Et donc, au moment où je le rencontrais sur un banc de Sèvres, il dormait…
*
« - Théo, pourquoi t’étais tout dur l’autre jour ?
- Pourquoi j’étais tout dur ? Ca veut dire quoi ?
- Ben l’autre jour, quand je descendais la rue de la Monesse, parce que je revenais de chez Sandra, et bien je t’ai vu sur le trottoir : tu bougeais pas, t’étais tout dur et tout blanc. Même que je t’ai parlé et que tu ne m’as pas répondu !
- Mais qu’est-ce que tu racontes ? Tu dois confondre…
- Non, c’était samedi midi, et c’était bien toi, je t’ai reconnu parce que tu portais un des T-shirts débiles de ton frère ! Et puis en plus, j’ai bien failli avoir un accident ! En descendant vers l’Avenue Roger Salengro, ben y’a le pont de chemin de fer qui s’est écroulé devant moi… J’ai eu très peur !

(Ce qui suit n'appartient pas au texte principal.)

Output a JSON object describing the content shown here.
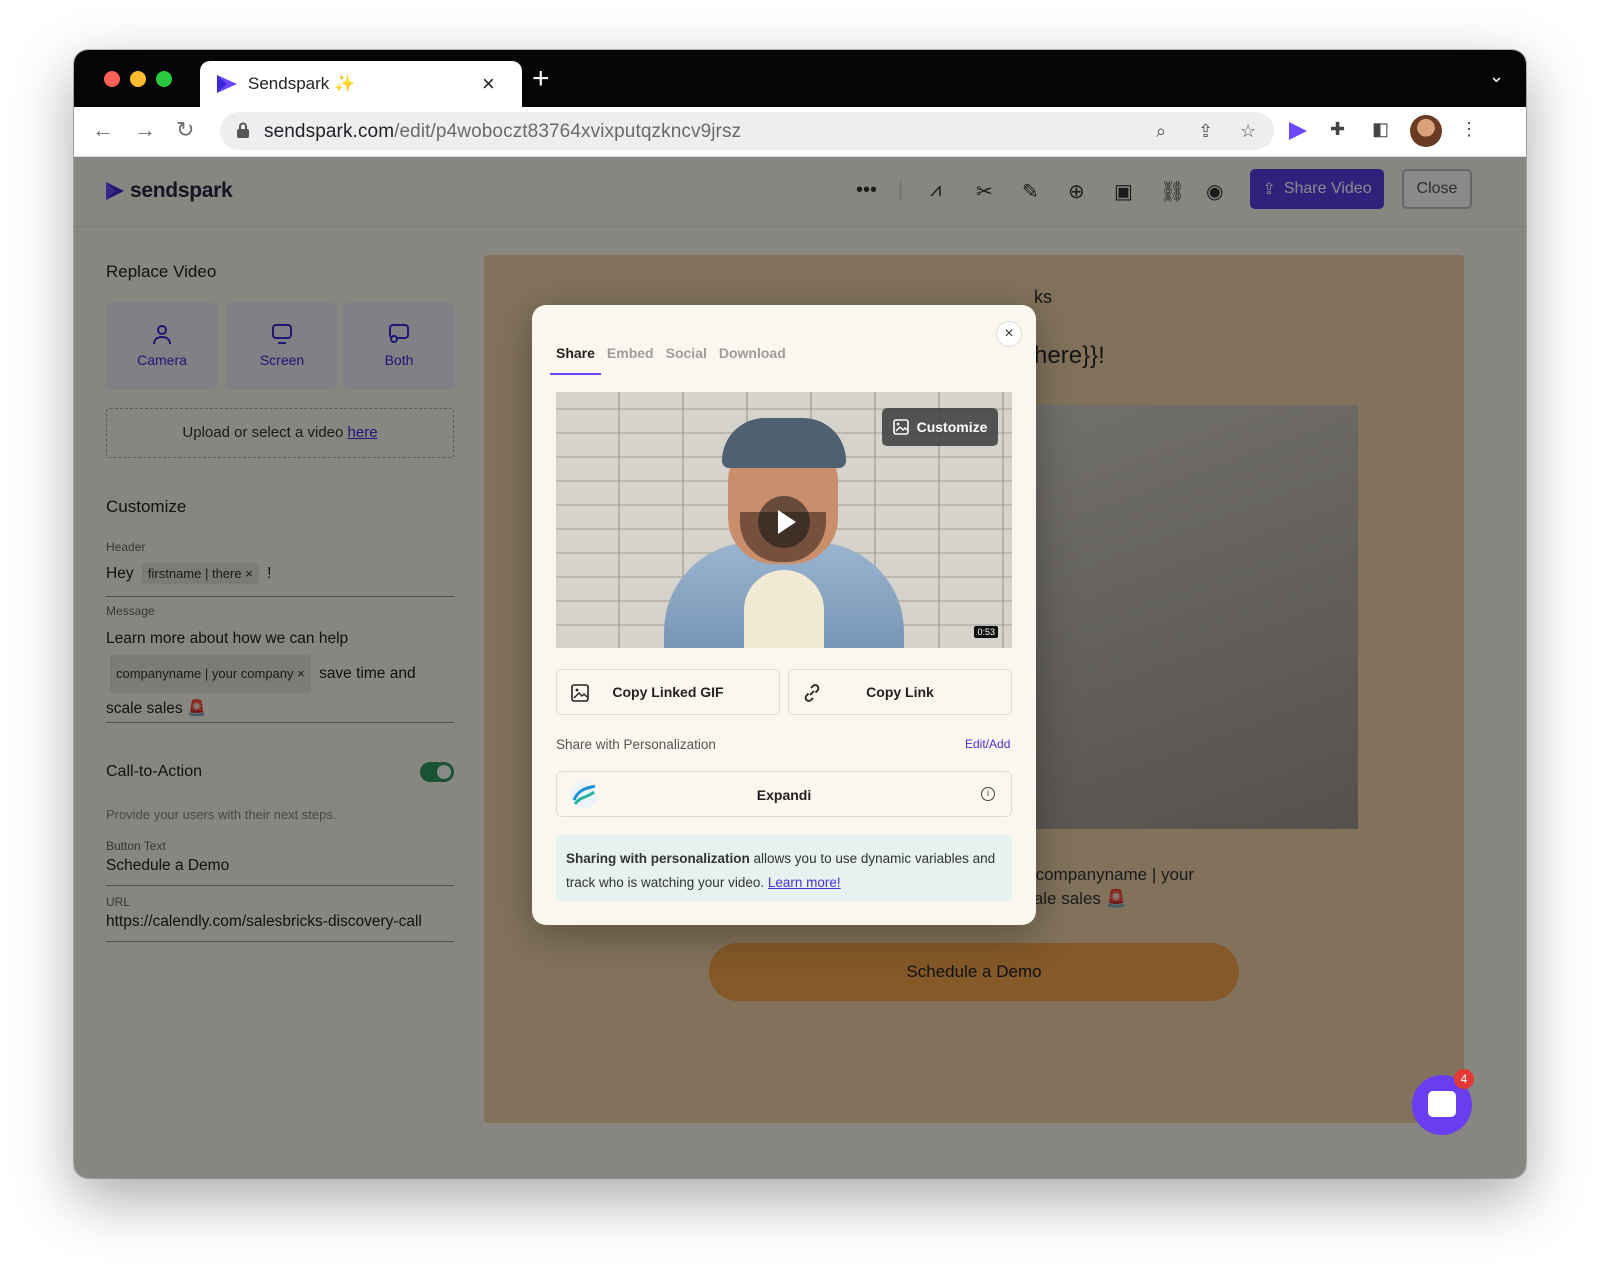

- C’est pas possible parce que samedi, entre midi et deux heures j’ai fait la sieste !
- Pas vrai ! Et si tu continues à mentir comme ça, je vais le dire à la maîtresse !
- Non, vas-y, fais pas ça ! Mais c’était pas moi……… »
*
Moi, Eric, je suis quelqu’un de rationnel ! Et cette histoire de garçon de porcelaine, qui est manifestement une construction de mon esprit, ce n’est pas rationnel. Alors à peine une semaine après avoir eu l’information qui me tracassait, je n’y pensais presque plus.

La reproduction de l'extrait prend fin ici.